The first letter Piedad sent Samuel Mud she wrote at eleven o’clock in the morning, on April 5, 1940, in England. She sat at her table every day at eleven o’clock for that purpose, to write a letter to Samuel. She kept doing it after Samuel died. And on April 5, 1940, the day she wrote her first letter to Samuel Mud, Piedad had an iodine stain in her elbow; she’d gotten it at the hospital the night before. And every day, since 1940, when she sat at the table where she wrote letters to Samuel, Piedad stained her elbow with iodine using a brown paintbrush. And she made the stain the same shape it was that April 5, 1940: the shape of a streetlight.

And, like she did on April 5, 1940, Piedad put two photographs on the table: of Samuel and of her sister Marina. And, every now and then she would look at one of them very intently and resolutely, and say something. And whoever she addressed in the photograph answered her. And that’s how Piedad remembered the conversations of the past. She could remember conversations that had taken place forty years before, every word of them without fail. And, for example, she would tell her sister:

“Any news, Marina?”

And her sister Marina:

“I’ve been to Eldas today, with a boy. He was handsome.”

“Well then.”

And her sister Marina:

“Handsomer than your Samuel.”

And Piedad:

“Did he have a moustache?”

And her sister Marina: “No.”

And Piedad remembered conversations like that when she looked at the photographs. Piedad was twenty-four and Marina twenty-two on the day they spoke like that, thirty-seven years before Marina died. Marina was a little uglier than Piedad, but she always wore white gloves.

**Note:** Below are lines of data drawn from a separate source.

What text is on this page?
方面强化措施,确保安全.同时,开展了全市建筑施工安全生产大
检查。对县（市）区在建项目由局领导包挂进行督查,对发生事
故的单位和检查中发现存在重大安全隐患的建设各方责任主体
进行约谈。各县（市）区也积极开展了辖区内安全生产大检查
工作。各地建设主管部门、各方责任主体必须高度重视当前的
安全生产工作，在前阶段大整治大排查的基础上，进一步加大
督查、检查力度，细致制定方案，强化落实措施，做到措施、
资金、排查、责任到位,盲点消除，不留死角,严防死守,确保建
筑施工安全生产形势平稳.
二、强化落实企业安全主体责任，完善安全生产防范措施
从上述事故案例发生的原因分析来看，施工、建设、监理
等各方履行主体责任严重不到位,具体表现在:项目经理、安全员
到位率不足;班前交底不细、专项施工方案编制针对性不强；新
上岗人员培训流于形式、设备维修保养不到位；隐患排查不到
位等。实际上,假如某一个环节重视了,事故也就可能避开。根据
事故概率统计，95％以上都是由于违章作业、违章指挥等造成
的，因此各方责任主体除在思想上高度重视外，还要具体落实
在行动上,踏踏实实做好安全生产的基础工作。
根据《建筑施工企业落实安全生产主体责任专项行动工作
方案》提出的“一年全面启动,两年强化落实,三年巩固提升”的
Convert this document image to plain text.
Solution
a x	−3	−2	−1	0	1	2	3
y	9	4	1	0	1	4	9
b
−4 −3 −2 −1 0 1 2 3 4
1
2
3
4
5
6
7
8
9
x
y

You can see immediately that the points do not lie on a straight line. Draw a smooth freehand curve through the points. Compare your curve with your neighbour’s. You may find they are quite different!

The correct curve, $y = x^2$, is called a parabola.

Afterwards Piedad started writing letters to Samuel. Piedad always started her letters in the exact same way since Samuel died:

Samuel:

It’s been 18 years, 5 months and 4 days since you died .

What’s the weather like there, Samuel, is it summer or winter? It’s summer for us. Can you see the sun there? And thunder? How do you hear thunder? Just like we do? Did you hear the thunderstorm yesterday, Samuel?

We were at Rosa’s yesterday, in the sewing room, like always. Rosa, Martina, Mila and Dolores were there. Martina, Mila and Dolores have kids. Mila and Dolores both have doctor and lawyer kids. And Dolores’ grandchild plays tennis all over Europe .

There is this boy who is often at the sewing room lately. Rosa and Martina’s nephew. He lies on the ground and collects needles, this nephew of Rosa and Martina. And sometimes he asks: What is arthritis, Auntie?

Piedad stopped writing and stared at Samuel’s photograph. She remembered a conversation from fifty-three years before. It was a mad conversation. Truth be told, Piedad and Samuel were very good at mad conversations. Especially in summer. Especially if a Southerly wind was blowing.

Piedad said:

“Prague? And what will we do in Prague, Samuel?”

“See the Eiffel Tower.”

“The Eiffel Tower? The Eiffel Tower is in Paris, Samuel.”

“But they’ll have postcards of the Eiffel Tower in Prague. They have postcards of the Eiffel Tower everywhere in the world. How many shall we buy, of these postcards?”

“Four,” Piedad.

“Four postcards of the Eiffel Tower,” Samuel.

And Piedad said:

“Then I would like to see the leaning tower of Pisa as well, since we’re in Prague.”

“Another four postcards of the leaning tower of Pisa. . and another one with the Colossus of Rhodes. How much does a postcard cost in Prague, Piedad?”

“Seven sesterces.”

And Samuel and Piedad had lots of conversations like that; Samuel liked conversations like those, and Piedad could remember them word by word fifty-three years later, while looking at his photograph. Piedad was very fond of Samuel’s quirkiness, especially in summer.